The story is supposed to be about the murder of Viola Liuzzo, a 39 year old white housewife, mother, and civil rights activist from Michigan who drove down to participate in and help with the voting rights marches that went from Selma to Montgomery in March of 1965. Mrs Liuzzo was shot to death on a back road by four Klansmen while driving Leroy Moton, 19, back to Selma. Mr Moton survived by playing dead while covered in Mrs Liuzzo’s blood. One of the Klansmen who participated in the murder was Gary “Tommy” Rowe, an informant on the Ku Klux Klan for the FBI. When he testified against the other participants in the shooting, and for his service as an informant on the KKK, Tommy was placed into witness protection. The FBI also tried to posthumously impune Mrs Liuzzo’s character in order to negate any bad press they might receive after their connection to the murder became clear. I got most of this information not from the play, but from wikipedia after the show. It’s an important story and people need to know it.

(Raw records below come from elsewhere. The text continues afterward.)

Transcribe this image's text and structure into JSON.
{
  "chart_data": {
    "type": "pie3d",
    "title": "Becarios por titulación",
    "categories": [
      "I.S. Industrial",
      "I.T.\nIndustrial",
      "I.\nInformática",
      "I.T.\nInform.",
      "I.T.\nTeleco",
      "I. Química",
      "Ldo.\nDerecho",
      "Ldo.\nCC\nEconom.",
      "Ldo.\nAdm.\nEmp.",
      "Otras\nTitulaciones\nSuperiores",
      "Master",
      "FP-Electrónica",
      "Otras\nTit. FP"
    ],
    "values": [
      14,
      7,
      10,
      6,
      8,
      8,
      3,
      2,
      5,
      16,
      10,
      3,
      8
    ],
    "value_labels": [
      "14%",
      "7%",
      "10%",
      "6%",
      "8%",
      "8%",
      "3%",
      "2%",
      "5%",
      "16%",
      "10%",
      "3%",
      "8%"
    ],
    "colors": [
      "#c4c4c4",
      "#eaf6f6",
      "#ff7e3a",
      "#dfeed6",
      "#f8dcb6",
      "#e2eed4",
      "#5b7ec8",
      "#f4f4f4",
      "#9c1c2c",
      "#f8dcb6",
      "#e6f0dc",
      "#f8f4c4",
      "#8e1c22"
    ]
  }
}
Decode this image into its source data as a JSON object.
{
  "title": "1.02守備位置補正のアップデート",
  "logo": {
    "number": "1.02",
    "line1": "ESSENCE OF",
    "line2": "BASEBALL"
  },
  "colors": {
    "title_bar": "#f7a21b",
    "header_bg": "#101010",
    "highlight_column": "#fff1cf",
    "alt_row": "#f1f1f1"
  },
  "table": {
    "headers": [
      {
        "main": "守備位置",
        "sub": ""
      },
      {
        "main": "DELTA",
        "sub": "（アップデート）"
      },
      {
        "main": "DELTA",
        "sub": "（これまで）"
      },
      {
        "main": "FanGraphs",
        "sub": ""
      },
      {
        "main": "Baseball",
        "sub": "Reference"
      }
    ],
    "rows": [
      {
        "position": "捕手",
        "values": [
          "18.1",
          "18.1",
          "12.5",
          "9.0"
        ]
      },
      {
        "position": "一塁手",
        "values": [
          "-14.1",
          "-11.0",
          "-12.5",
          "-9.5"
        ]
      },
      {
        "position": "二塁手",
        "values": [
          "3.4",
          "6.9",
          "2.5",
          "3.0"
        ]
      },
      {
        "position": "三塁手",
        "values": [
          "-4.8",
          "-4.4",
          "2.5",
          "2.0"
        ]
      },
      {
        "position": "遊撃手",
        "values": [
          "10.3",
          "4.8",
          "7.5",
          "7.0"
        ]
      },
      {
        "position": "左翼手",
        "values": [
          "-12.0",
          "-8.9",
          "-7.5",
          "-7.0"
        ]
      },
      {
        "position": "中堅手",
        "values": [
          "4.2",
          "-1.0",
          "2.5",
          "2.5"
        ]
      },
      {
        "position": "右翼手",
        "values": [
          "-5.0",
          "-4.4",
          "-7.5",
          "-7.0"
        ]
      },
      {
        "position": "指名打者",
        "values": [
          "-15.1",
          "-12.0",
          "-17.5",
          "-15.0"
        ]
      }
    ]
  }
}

Selma65 uses one actress, Marietta Hedges, to portray both Viola and Tommy. A one-woman-show, the play is filled not with monologues, but dialogues where you don’t hear the other side of the conversation. It’s as if Ms Filloux, took a script for a full cast and simply cut out all the lines spoken by characters other than Viola and Tommy. This leaves the audience constantly trying to interpret what is said to figure out what we didn’t get to hear. Eleanor Holdridge’s understated directing and Ms Hedge’s understated acting only serve to increase the audience’s confusion as transitions from one character to another are sometimes abrupt and often unclear.

The set/ projection design by Kris Stone, inspired by a running poetic storytelling device about the foreboding nature of trees in the South, is evocative if a bit distracting. The lighting by Andrew F. Griffin was cold, colorless, and did little to help communicate the changes in time, place, character, or mood – despite changing often. The costumes by Suttirat Larlarb didn’t get in the way, until the director and actress abandoned the costume clues that were supposed to help us understand who Ms Hedges was portraying at any given time.

I wanted to like Selma65. I really tried to like it, but in the end the play got in the way of the story.

Selma65 runs 75 minutes, without intermission, at the La MaMa 1st Floor Theater 74 E 4th Street, through October 12th. Tickets at lamama.org/selma65/ or by calling 646-430-5374.